Stamp Duty Land Tax On Uninhabitable Properties

Another day, another taxpayer at a tribunal. This time, due to the purchase of a dilapidated bungalow. HMRC demanded an extra £7,500 in Stamp Duty Land Tax ...

It was January 2019 where the courts decided in favour of the taxpayer in the case of HMRC vs PN Bewley Limited. It was obvious to anyone who saw the property that it couldn't be lived in, but that didn't stop HMRC from arguing that more Stamp Duty Land Tax (SDLT) was due.

"After setting up a company, Mr and Mrs Bewley purchased a bungalow for £200,000!"

It was in a serious state of disrepair and was riddled with asbestos.
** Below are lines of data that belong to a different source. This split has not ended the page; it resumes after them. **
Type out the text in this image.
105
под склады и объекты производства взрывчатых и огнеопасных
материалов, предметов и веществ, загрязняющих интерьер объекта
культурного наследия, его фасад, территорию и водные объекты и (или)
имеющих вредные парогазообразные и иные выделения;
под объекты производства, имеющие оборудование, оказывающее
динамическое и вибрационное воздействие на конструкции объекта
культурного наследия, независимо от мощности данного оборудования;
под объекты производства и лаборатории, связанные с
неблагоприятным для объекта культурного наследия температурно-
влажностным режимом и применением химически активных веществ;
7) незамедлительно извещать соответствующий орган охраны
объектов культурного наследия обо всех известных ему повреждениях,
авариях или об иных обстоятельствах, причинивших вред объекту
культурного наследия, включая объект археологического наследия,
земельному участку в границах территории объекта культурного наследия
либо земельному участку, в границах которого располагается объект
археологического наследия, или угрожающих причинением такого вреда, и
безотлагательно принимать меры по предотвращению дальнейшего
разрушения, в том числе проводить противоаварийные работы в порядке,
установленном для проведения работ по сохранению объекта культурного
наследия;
Most of the roof was missing, it didn't even have floorboards, and all the windows were broken. They intended to completely demolish it and build a new property on the plot.

Their solicitors submitted an SDLT1 return to HMRC because the bungalow was a residential property. In addition, the company had to pay the 3% higher rate charge. However, the Bewley's argued that as the bungalow was inhabitable, non-residential rates should have applied instead.
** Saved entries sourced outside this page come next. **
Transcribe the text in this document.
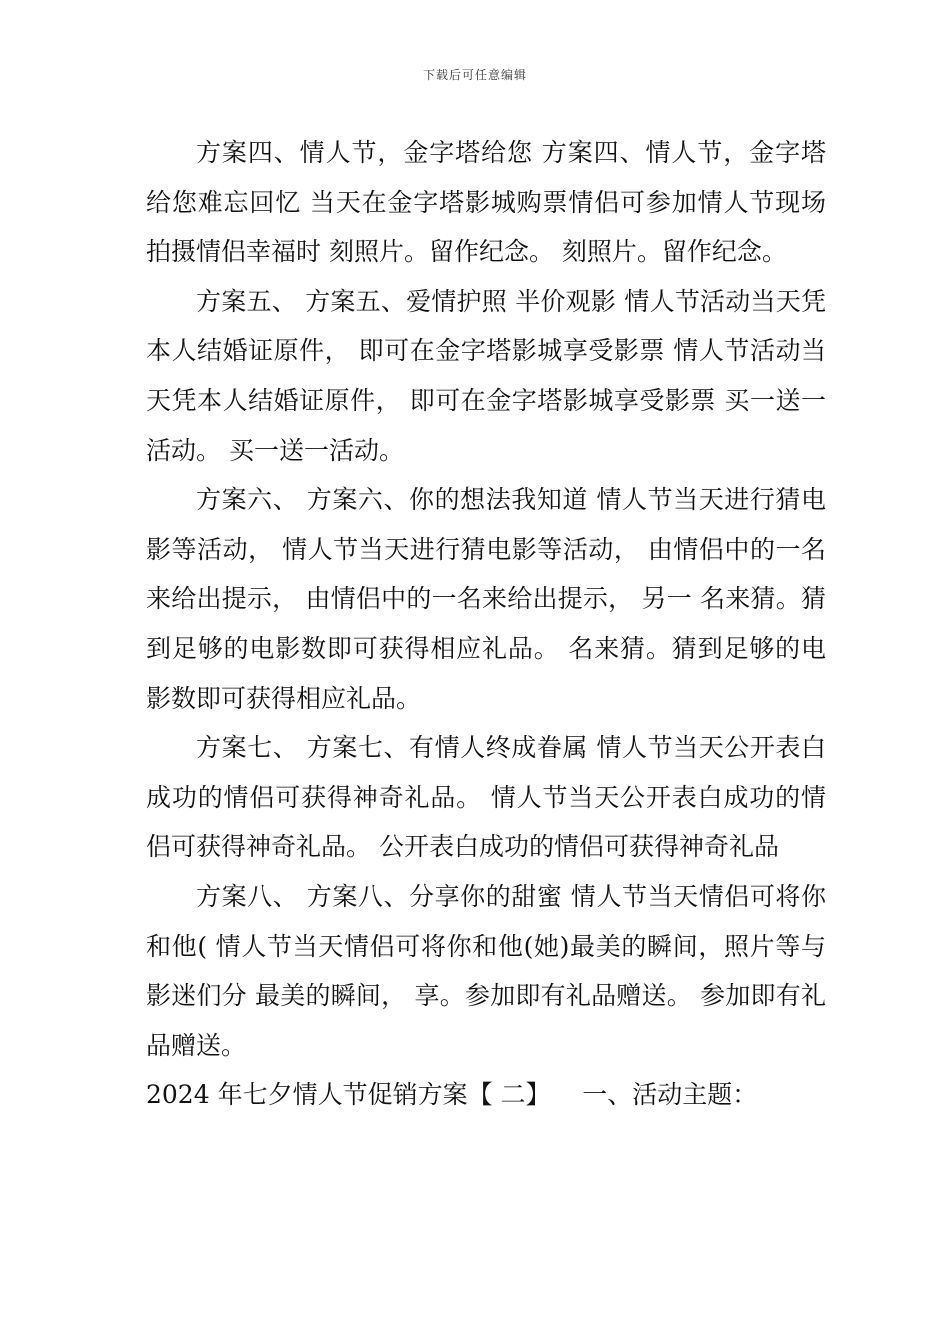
下载后可任意编辑

方案四、情人节，金字塔给您 方案四、情人节，金字塔给您难忘回忆 当天在金字塔影城购票情侣可参加情人节现场拍摄情侣幸福时 刻照片。留作纪念。 刻照片。留作纪念。

方案五、 方案五、爱情护照 半价观影 情人节活动当天凭本人结婚证原件， 即可在金字塔影城享受影票 情人节活动当天凭本人结婚证原件， 即可在金字塔影城享受影票 买一送一活动。 买一送一活动。

方案六、 方案六、你的想法我知道 情人节当天进行猜电影等活动， 情人节当天进行猜电影等活动， 由情侣中的一名来给出提示， 由情侣中的一名来给出提示， 另一 名来猜。猜到足够的电影数即可获得相应礼品。 名来猜。猜到足够的电影数即可获得相应礼品。

方案七、 方案七、有情人终成眷属 情人节当天公开表白成功的情侣可获得神奇礼品。 情人节当天公开表白成功的情侣可获得神奇礼品。 公开表白成功的情侣可获得神奇礼品

方案八、 方案八、分享你的甜蜜 情人节当天情侣可将你和他( 情人节当天情侣可将你和他(她)最美的瞬间，照片等与影迷们分 最美的瞬间， 享。参加即有礼品赠送。 参加即有礼品赠送。

2024 年七夕情人节促销方案【 二】    一、活动主题：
The Bewley's took a good case to the First-Tier Tribunal. Apart from professional reports and other professional testimonials, the photographs they supplied about the state of the property at the time of purchase convinced the Tribunal to decide in their favour.

"HMRC was forced to reclassify the purchase as non-residential!"

This meant there was a lower SDLT liability so the purchase was not subject to the additional 3% higher rate charge usually applied to companies who buy residential property.

Tribunals are not binding, but HMRC has not appealed the decision; however, the takeaway here is that developers could now purchase derelict properties and pay a lower rate of Stamp Duty Land Tax.

However, each case is different so seek professional advice first.